Of course not, they’re saving that for the Christmas celebrity special. No, the bakers created some true baking visions last night, like Courtnay’s cake that looked like a big piece of sushi, Teniqua’s impressive strawberry and cream vertical sponge, and Alby’s saffron and orange blossom cake. Gabriel used 16 eggs in his signature bake and Wendy took out the technical bake with a beautiful apple cake that looked like it belonged…in my stomach.
That’s great, but how many cakes fell on the floor? Who lost their cool? Who stuck their head in the freezer when things got too much?
There were nerves aplenty, but it was poor Hamish who had a shocker. His signature bake collapsed into a sloppy avalanche of flour and eggs, leaving him to scrape together a tiny cake out of his offcuts, and he couldn’t win Dean over with his giant paintbrush cake showstopper. It wasn’t Hamish’s day, and he was banished from the barn forever.

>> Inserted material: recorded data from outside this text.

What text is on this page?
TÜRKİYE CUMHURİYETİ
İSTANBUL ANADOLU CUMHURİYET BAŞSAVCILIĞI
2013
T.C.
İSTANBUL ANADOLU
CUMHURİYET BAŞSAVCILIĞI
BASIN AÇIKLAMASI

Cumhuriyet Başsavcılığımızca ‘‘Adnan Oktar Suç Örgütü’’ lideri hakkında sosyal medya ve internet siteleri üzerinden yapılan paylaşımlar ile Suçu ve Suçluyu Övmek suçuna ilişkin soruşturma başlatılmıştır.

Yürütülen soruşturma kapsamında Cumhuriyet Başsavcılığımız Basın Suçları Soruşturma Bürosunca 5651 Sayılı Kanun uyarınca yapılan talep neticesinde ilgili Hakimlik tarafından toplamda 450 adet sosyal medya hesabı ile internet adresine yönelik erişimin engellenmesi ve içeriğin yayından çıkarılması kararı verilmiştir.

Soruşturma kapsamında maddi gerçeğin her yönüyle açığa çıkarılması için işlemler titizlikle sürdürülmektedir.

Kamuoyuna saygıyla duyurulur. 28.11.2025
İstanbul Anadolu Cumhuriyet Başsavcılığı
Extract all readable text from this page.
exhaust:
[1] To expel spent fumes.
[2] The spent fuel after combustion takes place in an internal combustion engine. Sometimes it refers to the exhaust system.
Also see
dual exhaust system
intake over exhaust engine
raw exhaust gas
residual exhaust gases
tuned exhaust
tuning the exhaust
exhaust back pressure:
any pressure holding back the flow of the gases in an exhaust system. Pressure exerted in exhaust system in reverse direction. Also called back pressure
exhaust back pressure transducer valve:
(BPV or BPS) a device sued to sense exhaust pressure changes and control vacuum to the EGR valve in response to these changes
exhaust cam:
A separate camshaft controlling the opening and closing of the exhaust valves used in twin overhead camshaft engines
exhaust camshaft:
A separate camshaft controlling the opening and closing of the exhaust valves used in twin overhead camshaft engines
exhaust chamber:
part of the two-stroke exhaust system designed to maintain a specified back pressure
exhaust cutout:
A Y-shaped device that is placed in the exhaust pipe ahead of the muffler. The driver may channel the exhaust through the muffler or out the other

Thank you for the memories, Hamish. Who made Star Baker?
Put your spongey ladyfingers together for Courtnay, the wedding planner from Masterton who impressed Sue and Dean with her creativity and consistency. She also went out of control with a blow torch, which we need to see more of next week.
Most importantly, how many times did someone say ‘moist’?
Open your pastry umbrella, it’s damp in here: at least 11 moist moments in episode one.
The Great Kiwi Bake Off screens on Thursday nights at 7.30pm on TVNZ1, as well as on TVNZ OnDemand.